Gerber was brought into be the top dog. Instead, he was just plain dogged by poor play early on. Only now is he getting a second chance to prove his worth.
"The team didn't play very well early in the year and he didn't play the way he could play, so I think there's been some real struggles there," Senators coach Bryan Murray said. "I think sitting out's been tough on him. It's very difficult on the other guy when his whole agenda was to try to be the No. 1 guy here.
"But what's happened now is the team has played better, with more confidence and I think Martin, as we watch him, he's more relaxed around the group and more into it. The good thing about Martin is he's a pretty stable person, a good person, and given the opportunity here, I fully feel he'll run with the ball."
Gerber appeared in a career-high 60 games last year in his one and only season with the Hurricanes, going 38-14-6 with a 2.78 goals-against average and .906 save percentage.

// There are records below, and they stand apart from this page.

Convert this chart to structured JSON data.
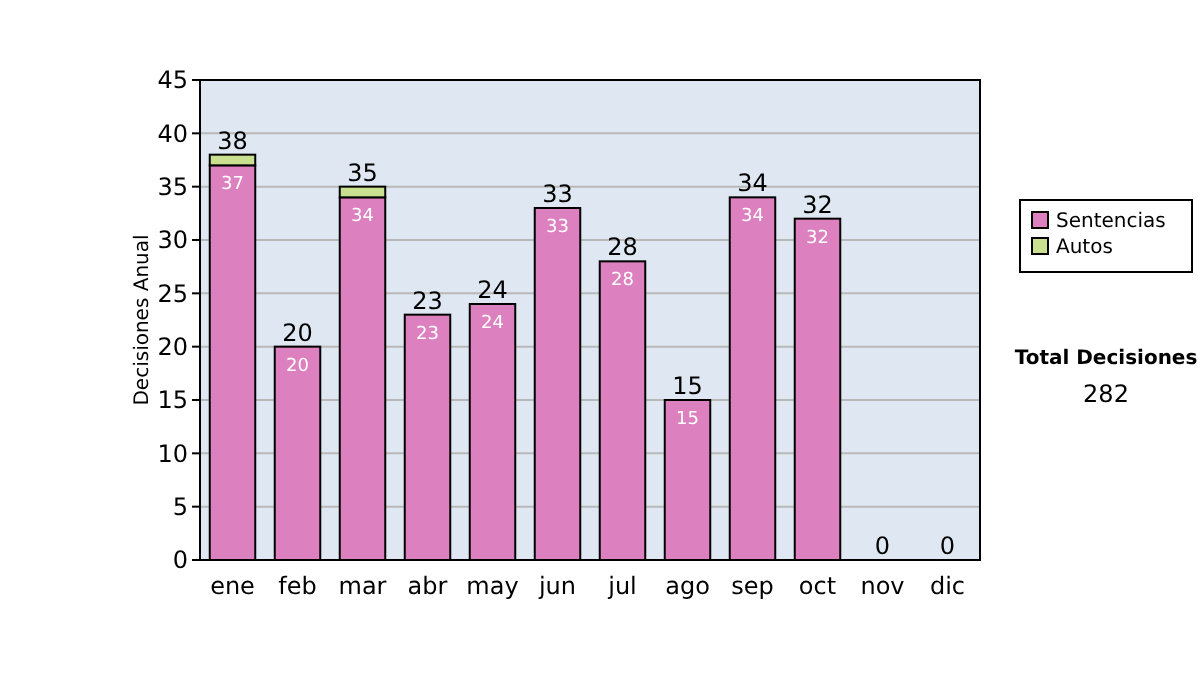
{
  "chart_data": {
    "type": "bar",
    "stacked": true,
    "ylabel": "Decisiones Anual",
    "categories": [
      "ene",
      "feb",
      "mar",
      "abr",
      "may",
      "jun",
      "jul",
      "ago",
      "sep",
      "oct",
      "nov",
      "dic"
    ],
    "series": [
      {
        "name": "Sentencias",
        "color": "#dd80c0",
        "values": [
          37,
          20,
          34,
          23,
          24,
          33,
          28,
          15,
          34,
          32,
          0,
          0
        ],
        "value_labels": [
          "37",
          "20",
          "34",
          "23",
          "24",
          "33",
          "28",
          "15",
          "34",
          "32",
          null,
          null
        ]
      },
      {
        "name": "Autos",
        "color": "#c8e090",
        "values": [
          1,
          0,
          1,
          0,
          0,
          0,
          0,
          0,
          0,
          0,
          0,
          0
        ]
      }
    ],
    "totals": [
      "38",
      "20",
      "35",
      "23",
      "24",
      "33",
      "28",
      "15",
      "34",
      "32",
      "0",
      "0"
    ],
    "ylim": [
      0,
      45
    ],
    "yticks": [
      0,
      5,
      10,
      15,
      20,
      25,
      30,
      35,
      40,
      45
    ],
    "grid": "y",
    "legend": "right",
    "annotations": [
      "Total Decisiones",
      "282"
    ]
  }
}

However, his play suffered in the playoffs when he gave up 12 goals in the opening two games - both losses to Montreal - and lost his starting spot to eventual Conn Smythe winner Cam Ward.
Any doubts over whether he could handle the pressure of being a big-money goaltender that were cast then grew among the fans and media in Ottawa when he showed a penchant for letting in soft goals with regularity early on.
After winning his debut, he went on to lose nine of his next 11 starts and, as the losses mounted for Ottawa, he found himself sitting while Emery helped the Senators right the ship.
Although Gerber has won five of his last six starts to bring his numbers up to 8-9-1 on the season with a 3.08 GAA and .899 save percentage, he's only made four appearances in the past two months and they've come against the league's lesser-lights (he would likely have started Wednesday against the Panthers regardless of Emery's status).
"It's part of the season I don't really want to analyze too much," Gerber said. "I just want to go day by day and make the best out of it and just be patient and positive and moving forward."
Gerber admitted it's been tough to watch Emery get the call night after night. But he's also has been a consummate professional, according to his teammates, so he's got their vote of confidence.
"What he's gone through this year, he's kept a great attitude," Senators captain Daniel Alfredsson said. "He's been working very hard on the ice and in the weight room."
With the Senators in the middle of a tight battle for playoff positioning in the Eastern Conference, each of the next three games are important for the team, but also for Gerber, even though Murray said they won't necessarily get him more playing time.
Emery is eligible to return Feb. 22 for a big home-and-home series against Buffalo.
"We're just going to let (Gerber) play, I think that's the key," Murray said. "We're going to try to win (Wednesday), but I'm not getting into any discussion regarding who's going to be No. 1 at the end time here.
"Ray kept playing because he was playing great. He gave us a chance every night that he played to win the hockey game, so let's see if Martin can do that now."